Summary: Bridging faultlines in diverse teams – Gratton, Voigt & Erickson
All companies employ large and diverse teams to attack some of their most challenging tasks: tasks
across boundaries, functions and geographies that no single department can accomplish. Those teams
are formed precisely: they have to bring a range of experiences and attitudes that will ensure an
innovative end-product. This create challenges.
There are two roots of failures:
1. Failure of collaboration, in which team members did not develop trust and goodwill among
themselves.
2. Failure of knowledge sharing, in which team members withheld their individual knowledge from
other team members or from other teams.
Close examination of team demographics revealed that mostly the failures in collaboration are the
result from faultlines: subgroups that emerge naturally within teams, typically along various
demographic lines. These faultlines split the team into subgroups, and those subgroups rarely
collaborated with each other. They only shard knowledge within their own group. However, faultlines
are not always a problem: when the leader is able to reduce the problems associated with diverse teams
and to enhance the performance. Faultlines are often stronger when they are based upon the
combination of multiple dimensions.
Those faultlines leads to in-groups (people like us) and out-groups (those across the boundary of the
faultline, people not like us).
Those subgroups share information together, but the combination of knowledge across subgroups is
essential.
When complex teams develop over time, a deeper layer of faultlines becomes visible: not based on
surface-level attributes, but on subtler, deep-level attributes, such as personal values, dispositions and
attitudes. Then a fautline emerges between the members with cooperative values and a subgroup of
people with more competitive values.
The most important factor in determining whether destructive faultlines emerged, was the style of the
leader. There are 4 paths for the leader to follow:
1. Task orientation: the leader uses a strong and consistent task-oriented leadership style during
the entire project. The leader creates a detailed project plan, tight schedules and emphasize
high, but realistic performance goals. The leaders are accessible all time, and see their role as
providing the team with technical and specialist assistance critical to the task.

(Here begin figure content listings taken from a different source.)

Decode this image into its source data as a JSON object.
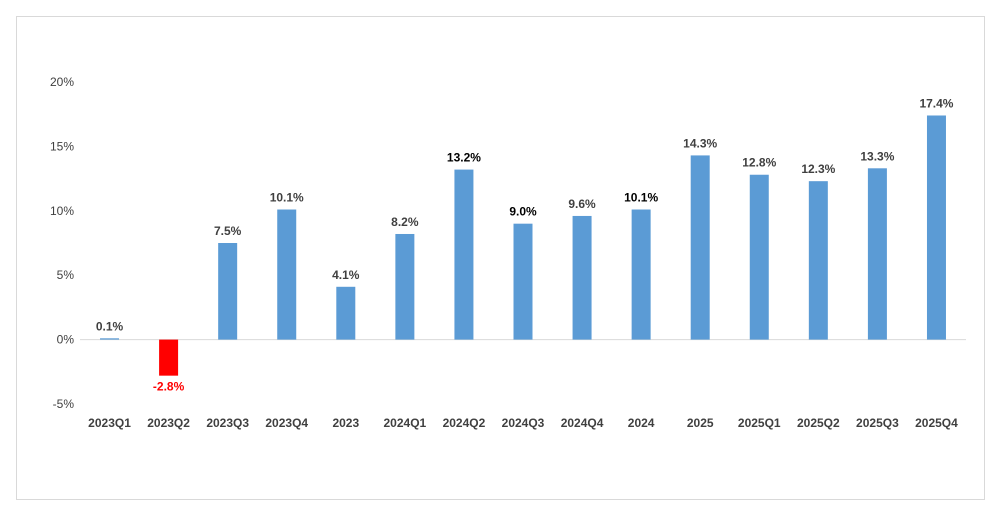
{
  "chart_data": {
    "type": "bar",
    "title": "",
    "xlabel": "",
    "ylabel": "",
    "ylim": [
      -5,
      20
    ],
    "yticks": [
      -5,
      0,
      5,
      10,
      15,
      20
    ],
    "ytick_labels": [
      "-5%",
      "0%",
      "5%",
      "10%",
      "15%",
      "20%"
    ],
    "categories": [
      "2023Q1",
      "2023Q2",
      "2023Q3",
      "2023Q4",
      "2023",
      "2024Q1",
      "2024Q2",
      "2024Q3",
      "2024Q4",
      "2024",
      "2025",
      "2025Q1",
      "2025Q2",
      "2025Q3",
      "2025Q4"
    ],
    "values": [
      0.1,
      -2.8,
      7.5,
      10.1,
      4.1,
      8.2,
      13.2,
      9.0,
      9.6,
      10.1,
      14.3,
      12.8,
      12.3,
      13.3,
      17.4
    ],
    "data_labels": [
      "0.1%",
      "-2.8%",
      "7.5%",
      "10.1%",
      "4.1%",
      "8.2%",
      "13.2%",
      "9.0%",
      "9.6%",
      "10.1%",
      "14.3%",
      "12.8%",
      "12.3%",
      "13.3%",
      "17.4%"
    ],
    "colors": {
      "positive": "#5b9bd5",
      "negative": "#ff0000",
      "label_default": "#404040",
      "label_negative": "#ff0000",
      "label_emphasis": "#000000",
      "axis": "#d9d9d9"
    },
    "emphasized_labels": [
      "2024Q2",
      "2024Q3",
      "2024"
    ],
    "grid": false,
    "legend": "none"
  }
}
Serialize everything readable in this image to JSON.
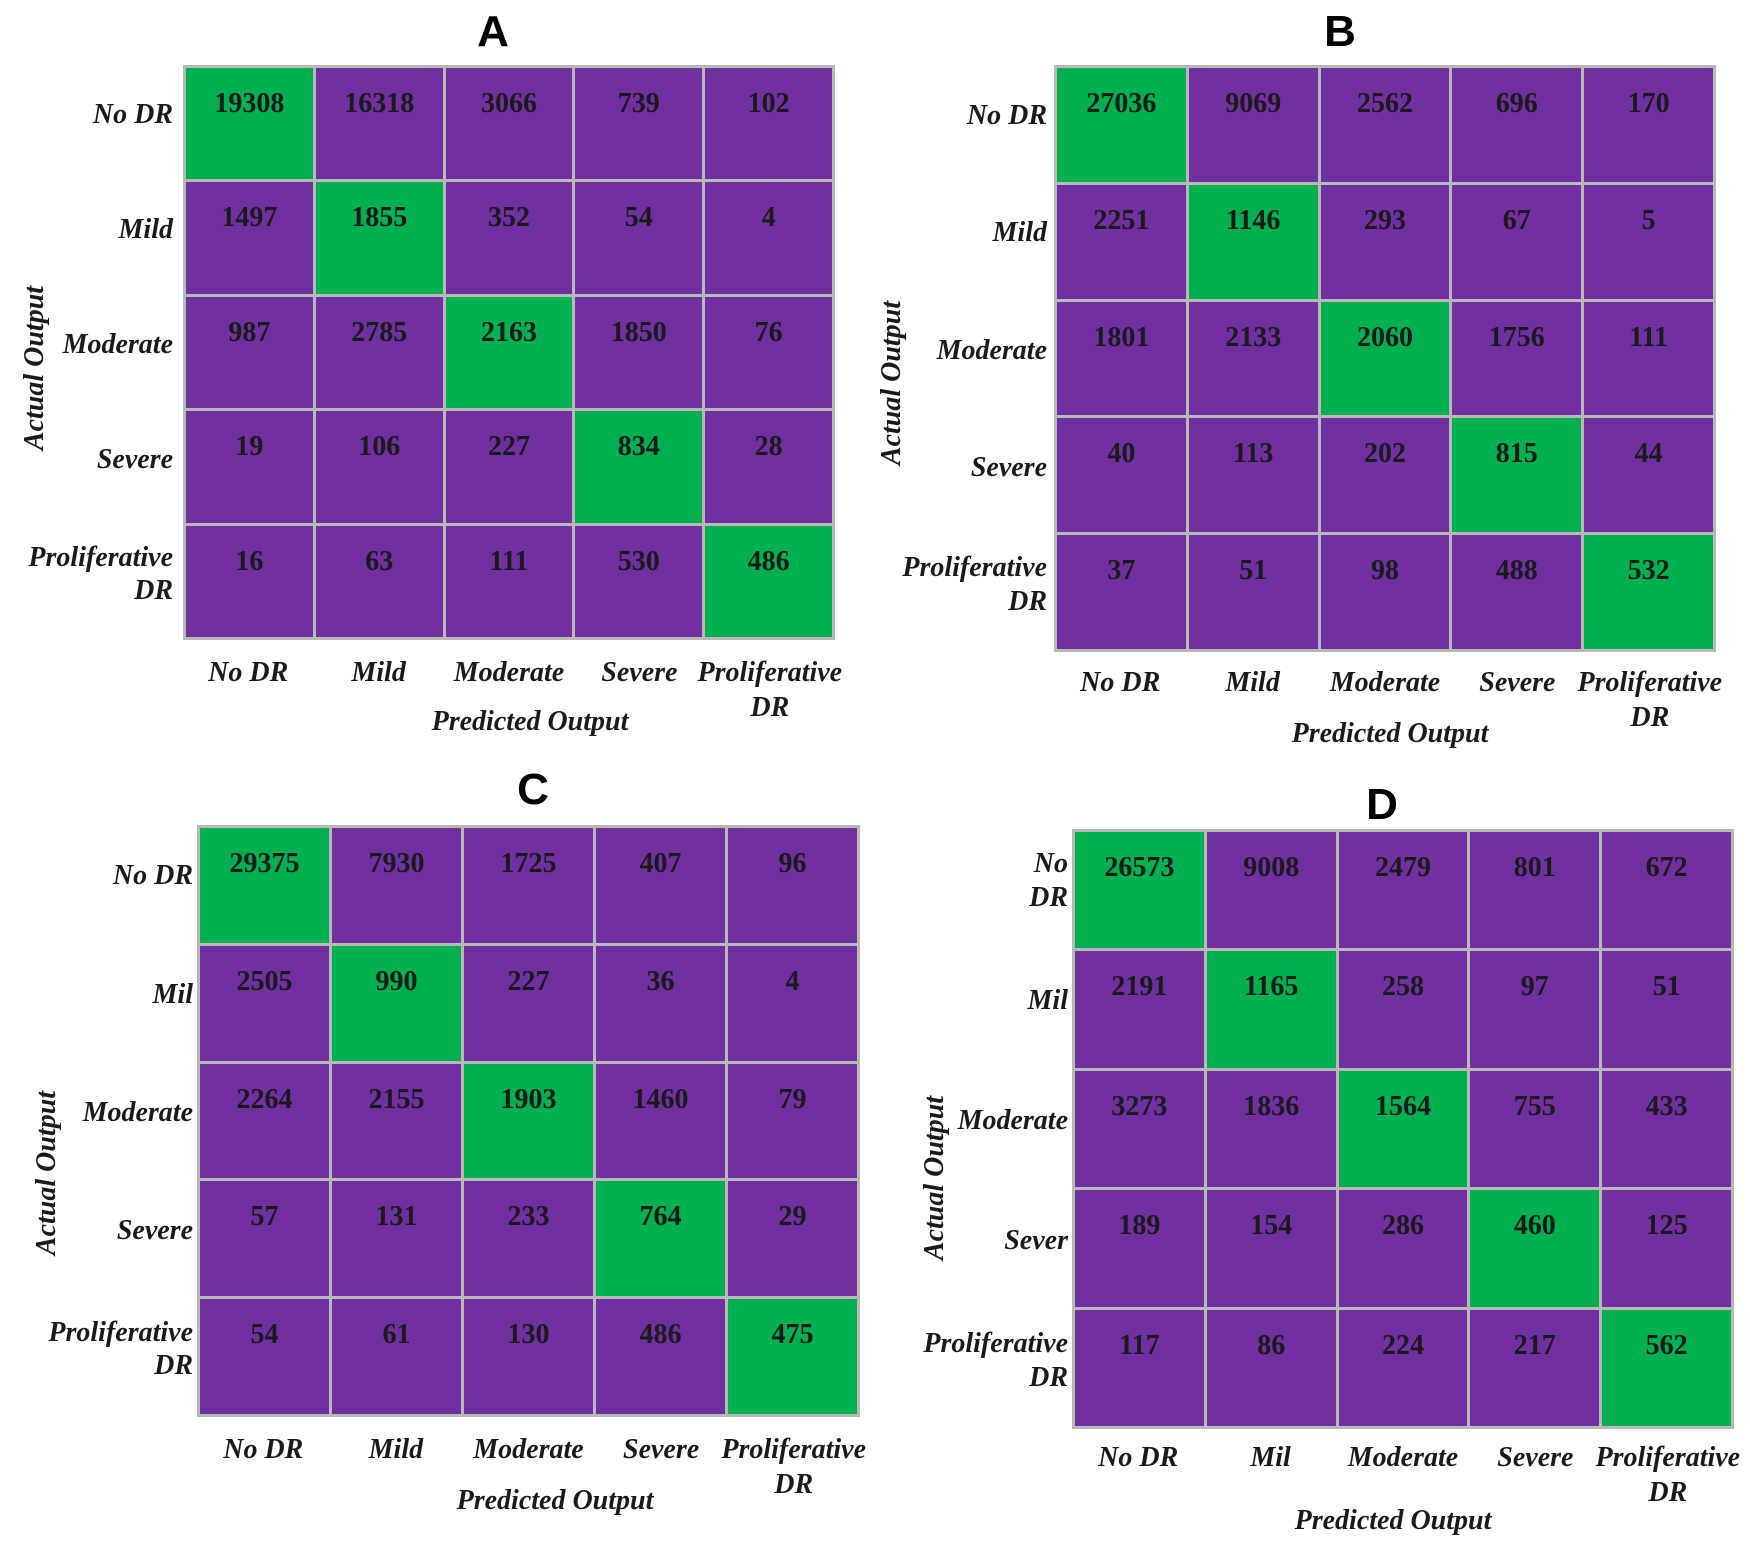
{
  "chart_data": [
    {
      "type": "heatmap",
      "title": "A",
      "xlabel": "Predicted Output",
      "ylabel": "Actual Output",
      "x_categories": [
        "No DR",
        "Mild",
        "Moderate",
        "Severe",
        "Proliferative\nDR"
      ],
      "y_categories": [
        "No DR",
        "Mild",
        "Moderate",
        "Severe",
        "Proliferative\nDR"
      ],
      "values": [
        [
          19308,
          16318,
          3066,
          739,
          102
        ],
        [
          1497,
          1855,
          352,
          54,
          4
        ],
        [
          987,
          2785,
          2163,
          1850,
          76
        ],
        [
          19,
          106,
          227,
          834,
          28
        ],
        [
          16,
          63,
          111,
          530,
          486
        ]
      ]
    },
    {
      "type": "heatmap",
      "title": "B",
      "xlabel": "Predicted Output",
      "ylabel": "Actual Output",
      "x_categories": [
        "No DR",
        "Mild",
        "Moderate",
        "Severe",
        "Proliferative\nDR"
      ],
      "y_categories": [
        "No DR",
        "Mild",
        "Moderate",
        "Severe",
        "Proliferative\nDR"
      ],
      "values": [
        [
          27036,
          9069,
          2562,
          696,
          170
        ],
        [
          2251,
          1146,
          293,
          67,
          5
        ],
        [
          1801,
          2133,
          2060,
          1756,
          111
        ],
        [
          40,
          113,
          202,
          815,
          44
        ],
        [
          37,
          51,
          98,
          488,
          532
        ]
      ]
    },
    {
      "type": "heatmap",
      "title": "C",
      "xlabel": "Predicted Output",
      "ylabel": "Actual Output",
      "x_categories": [
        "No DR",
        "Mild",
        "Moderate",
        "Severe",
        "Proliferative\nDR"
      ],
      "y_categories": [
        "No DR",
        "Mil",
        "Moderate",
        "Severe",
        "Proliferative\nDR"
      ],
      "values": [
        [
          29375,
          7930,
          1725,
          407,
          96
        ],
        [
          2505,
          990,
          227,
          36,
          4
        ],
        [
          2264,
          2155,
          1903,
          1460,
          79
        ],
        [
          57,
          131,
          233,
          764,
          29
        ],
        [
          54,
          61,
          130,
          486,
          475
        ]
      ]
    },
    {
      "type": "heatmap",
      "title": "D",
      "xlabel": "Predicted Output",
      "ylabel": "Actual Output",
      "x_categories": [
        "No DR",
        "Mil",
        "Moderate",
        "Severe",
        "Proliferative\nDR"
      ],
      "y_categories": [
        "No\nDR",
        "Mil",
        "Moderate",
        "Sever",
        "Proliferative\nDR"
      ],
      "values": [
        [
          26573,
          9008,
          2479,
          801,
          672
        ],
        [
          2191,
          1165,
          258,
          97,
          51
        ],
        [
          3273,
          1836,
          1564,
          755,
          433
        ],
        [
          189,
          154,
          286,
          460,
          125
        ],
        [
          117,
          86,
          224,
          217,
          562
        ]
      ]
    }
  ],
  "colors": {
    "diagonal": "#00b050",
    "off_diagonal": "#7030a0",
    "grid_line": "#b8b8b8"
  }
}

2. Relationship orientation: this leader places emphasis team’s culture, and on the extent and
depth of relationships among members. Leaders use kindness, respect, encourage a climate of
trust and cooperation, and provide recognition and appreciation for accomplishments.
3. Task orientation, switching to relationship orientation: the leader begins by task-oriented
style, through setting targets and scheduling work. When the project progresses, the leader
encourages team members to collaborate and to increase trust and goodwill within the team.
4. Relationship orientation, switching to task orientation: the leader begins by creating a feeling
of trust within the team, through socializing and meetings. Afterwards, he moves to a more
task-oriented approach by setting clear goals and standards.